A text file kept in the root of a website. It tells robots, spiders and crawlers where they are allowed to go and not allowed to go on a website.
See Also:
SEO, Page Rank, Deep Linking, Linkage
How Robots.txt works:
Suppose a robot wants to vist a Web site URL(e.g http://www.example.com/welcome.html.), before doing this it firsts checks for http://www.example.com/robots.txt. It tries to find User-agent: * Disallow: /
- 'User-agent: *' means this section applies to all robots.
- 'Disallow: /' instructs the robot that it should not visit any pages on the site.
Some Important features of Robots.txt:
- It is put in the top-level directory of your web server.
- A "/robots.txt" file is a text file with one or more records.

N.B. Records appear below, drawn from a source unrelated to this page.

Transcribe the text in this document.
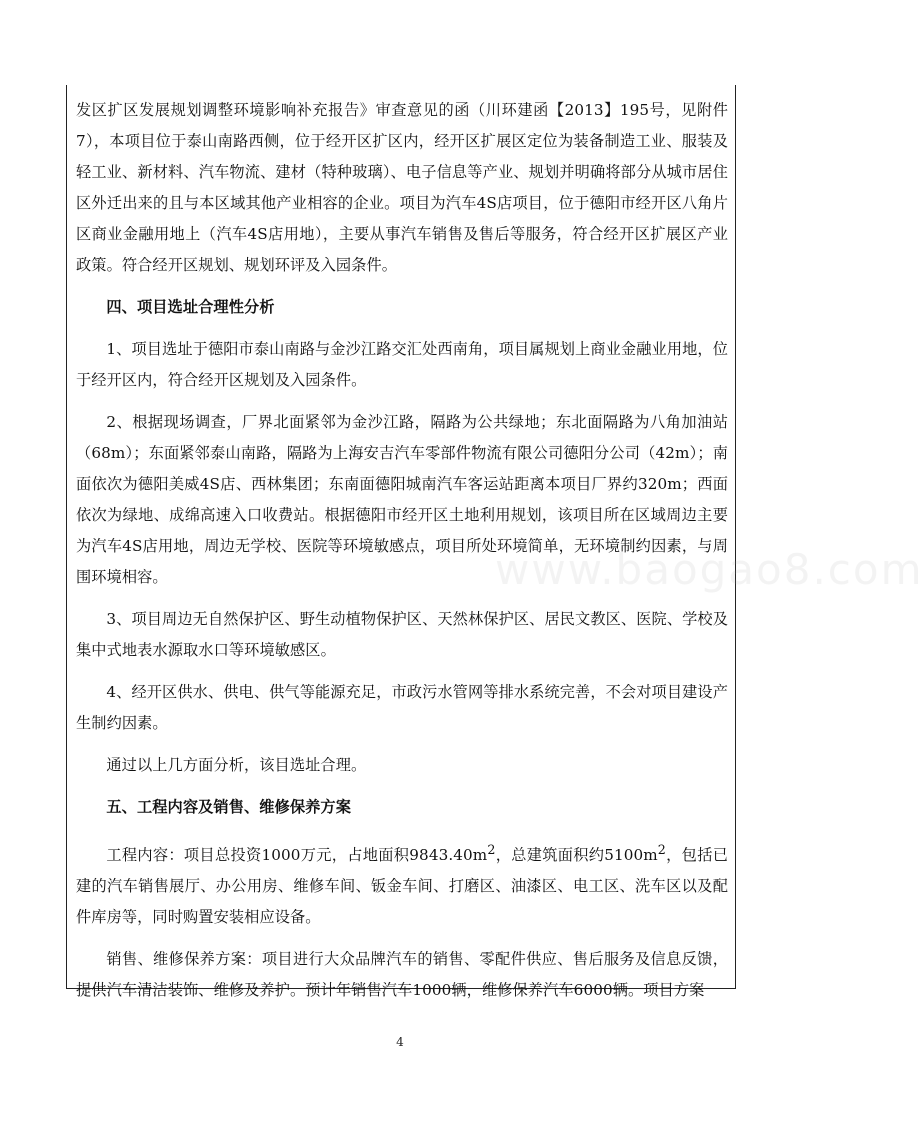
发区扩区发展规划调整环境影响补充报告》审查意见的函（川环建函【2013】195号，见附件7），本项目位于泰山南路西侧，位于经开区扩区内，经开区扩展区定位为装备制造工业、服装及轻工业、新材料、汽车物流、建材（特种玻璃）、电子信息等产业、规划并明确将部分从城市居住区外迁出来的且与本区域其他产业相容的企业。项目为汽车4S店项目，位于德阳市经开区八角片区商业金融用地上（汽车4S店用地），主要从事汽车销售及售后等服务，符合经开区扩展区产业政策。符合经开区规划、规划环评及入园条件。

四、项目选址合理性分析

1、项目选址于德阳市泰山南路与金沙江路交汇处西南角，项目属规划上商业金融业用地，位于经开区内，符合经开区规划及入园条件。

2、根据现场调查，厂界北面紧邻为金沙江路，隔路为公共绿地；东北面隔路为八角加油站（68m）；东面紧邻泰山南路，隔路为上海安吉汽车零部件物流有限公司德阳分公司（42m）；南面依次为德阳美威4S店、西林集团；东南面德阳城南汽车客运站距离本项目厂界约320m；西面依次为绿地、成绵高速入口收费站。根据德阳市经开区土地利用规划，该项目所在区域周边主要为汽车4S店用地，周边无学校、医院等环境敏感点，项目所处环境简单，无环境制约因素，与周围环境相容。

3、项目周边无自然保护区、野生动植物保护区、天然林保护区、居民文教区、医院、学校及集中式地表水源取水口等环境敏感区。

4、经开区供水、供电、供气等能源充足，市政污水管网等排水系统完善，不会对项目建设产生制约因素。

通过以上几方面分析，该目选址合理。

五、工程内容及销售、维修保养方案

工程内容：项目总投资1000万元，占地面积$9843.40m^2$，总建筑面积约$5100m^2$，包括已建的汽车销售展厅、办公用房、维修车间、钣金车间、打磨区、油漆区、电工区、洗车区以及配件库房等，同时购置安装相应设备。

销售、维修保养方案：项目进行大众品牌汽车的销售、零配件供应、售后服务及信息反馈，提供汽车清洁装饰、维修及养护。预计年销售汽车1000辆，维修保养汽车6000辆。项目方案

www.baogao8.com
4
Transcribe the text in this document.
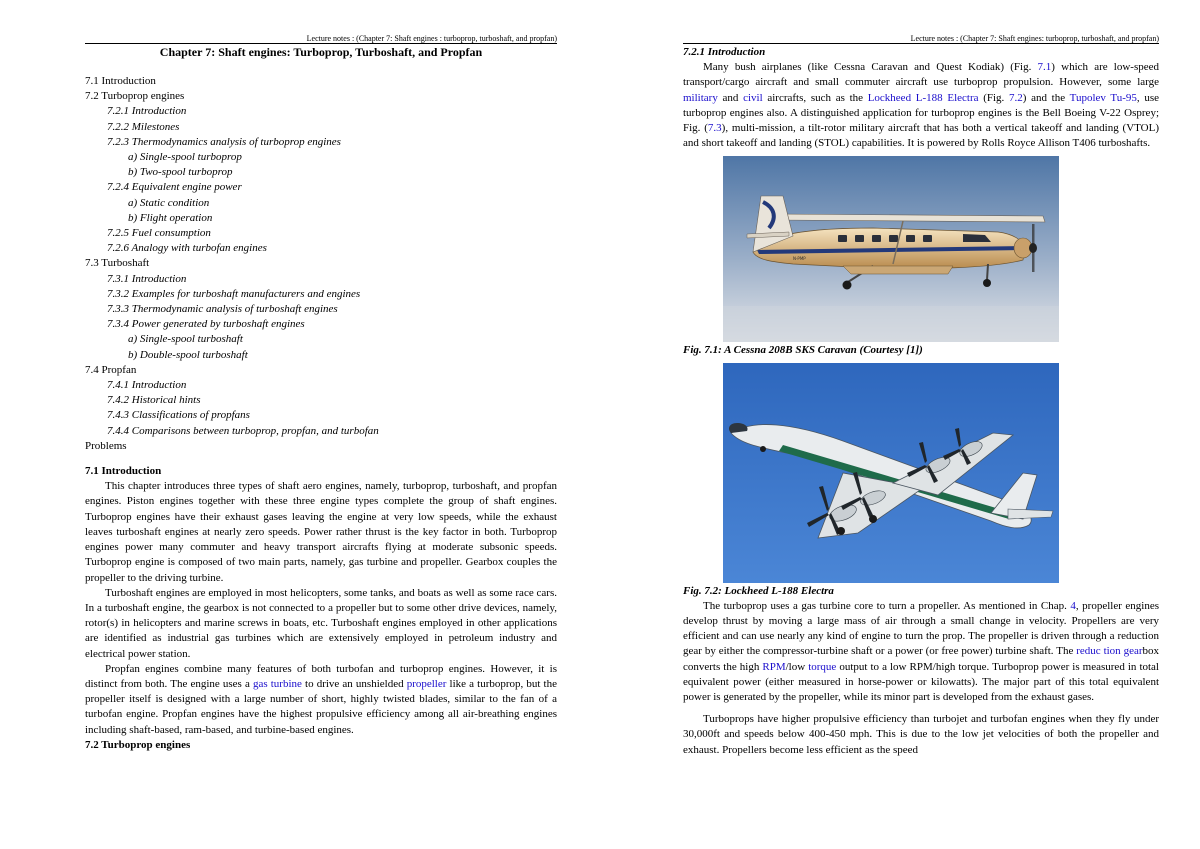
Lecture notes : (Chapter 7: Shaft engines : turboprop, turboshaft, and propfan)
Chapter 7: Shaft engines: Turboprop, Turboshaft, and Propfan
7.1 Introduction
7.2 Turboprop engines
7.2.1 Introduction
7.2.2 Milestones
7.2.3 Thermodynamics analysis of turboprop engines
a) Single-spool turboprop
b) Two-spool turboprop
7.2.4 Equivalent engine power
a) Static condition
b) Flight operation
7.2.5 Fuel consumption
7.2.6 Analogy with turbofan engines
7.3 Turboshaft
7.3.1 Introduction
7.3.2 Examples for turboshaft manufacturers and engines
7.3.3 Thermodynamic analysis of turboshaft engines
7.3.4 Power generated by turboshaft engines
a) Single-spool turboshaft
b) Double-spool turboshaft
7.4 Propfan
7.4.1 Introduction
7.4.2 Historical hints
7.4.3 Classifications of propfans
7.4.4 Comparisons between turboprop, propfan, and turbofan
Problems
7.1 Introduction

This chapter introduces three types of shaft aero engines, namely, turboprop, turboshaft, and propfan engines. Piston engines together with these three engine types complete the group of shaft engines. Turboprop engines have their exhaust gases leaving the engine at very low speeds, while the exhaust leaves turboshaft engines at nearly zero speeds. Power rather thrust is the key factor in both. Turboprop engines power many commuter and heavy transport aircrafts flying at moderate subsonic speeds. Turboprop engine is composed of two main parts, namely, gas turbine and propeller. Gearbox couples the propeller to the driving turbine.

Turboshaft engines are employed in most helicopters, some tanks, and boats as well as some race cars. In a turboshaft engine, the gearbox is not connected to a propeller but to some other drive devices, namely, rotor(s) in helicopters and marine screws in boats, etc. Turboshaft engines employed in other applications are identified as industrial gas turbines which are extensively employed in petroleum industry and electrical power station.

Propfan engines combine many features of both turbofan and turboprop engines. However, it is distinct from both. The engine uses a gas turbine to drive an unshielded propeller like a turboprop, but the propeller itself is designed with a large number of short, highly twisted blades, similar to the fan of a turbofan engine. Propfan engines have the highest propulsive efficiency among all air-breathing engines including shaft-based, ram-based, and turbine-based engines.

7.2 Turboprop engines
Lecture notes : (Chapter 7: Shaft engines: turboprop, turboshaft, and propfan)
7.2.1 Introduction

Many bush airplanes (like Cessna Caravan and Quest Kodiak) (Fig. 7.1) which are low-speed transport/cargo aircraft and small commuter aircraft use turboprop propulsion. However, some large military and civil aircrafts, such as the Lockheed L-188 Electra (Fig. 7.2) and the Tupolev Tu-95, use turboprop engines also. A distinguished application for turboprop engines is the Bell Boeing V-22 Osprey; Fig. (7.3), multi-mission, a tilt-rotor military aircraft that has both a vertical takeoff and landing (VTOL) and short takeoff and landing (STOL) capabilities. It is powered by Rolls Royce Allison T406 turboshafts.

N-PMP
Fig. 7.1: A Cessna 208B SKS Caravan (Courtesy [1])
Fig. 7.2: Lockheed L-188 Electra

The turboprop uses a gas turbine core to turn a propeller. As mentioned in Chap. 4, propeller engines develop thrust by moving a large mass of air through a small change in velocity. Propellers are very efficient and can use nearly any kind of engine to turn the prop. The propeller is driven through a reduction gear by either the compressor-turbine shaft or a power (or free power) turbine shaft. The reduc tion gearbox converts the high RPM/low torque output to a low RPM/high torque. Turboprop power is measured in total equivalent power (either measured in horse-power or kilowatts). The major part of this total equivalent power is generated by the propeller, while its minor part is developed from the exhaust gases.

Turboprops have higher propulsive efficiency than turbojet and turbofan engines when they fly under 30,000ft and speeds below 400-450 mph. This is due to the low jet velocities of both the propeller and exhaust. Propellers become less efficient as the speed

Important Syntaxes of Robots.txt:
- To exclude all robots from the entire server syntax is :
- User-agent: *
- Disallow: /
- To allow all robots complete access syntax is :
- User-agent: *
- Disallow: /
- To exclude all robots from part of the server syntax is :
- User-agent: *
- Disallow: /cgi-bin/
- Disallow: /tmp/
- Disallow: /junk/
- To exclude a single robot server syntax is :
- User-agent: BadBot
- Disallow: /
- To allow a single robot server syntax is :
- User-agent: Google
- Disallow:
- User-agent: *
- Disallow: /
- To exclude all files except one syntax is :
- User-agent: *
- Disallow: /~joe/stuff/
- Alternatively to explicitly disallow all disallowed pages syntax is :
- User-agent: *
- Disallow: /~joe/junk.html
- Disallow: /~joe/foo.html
- Disallow: /~joe/bar.html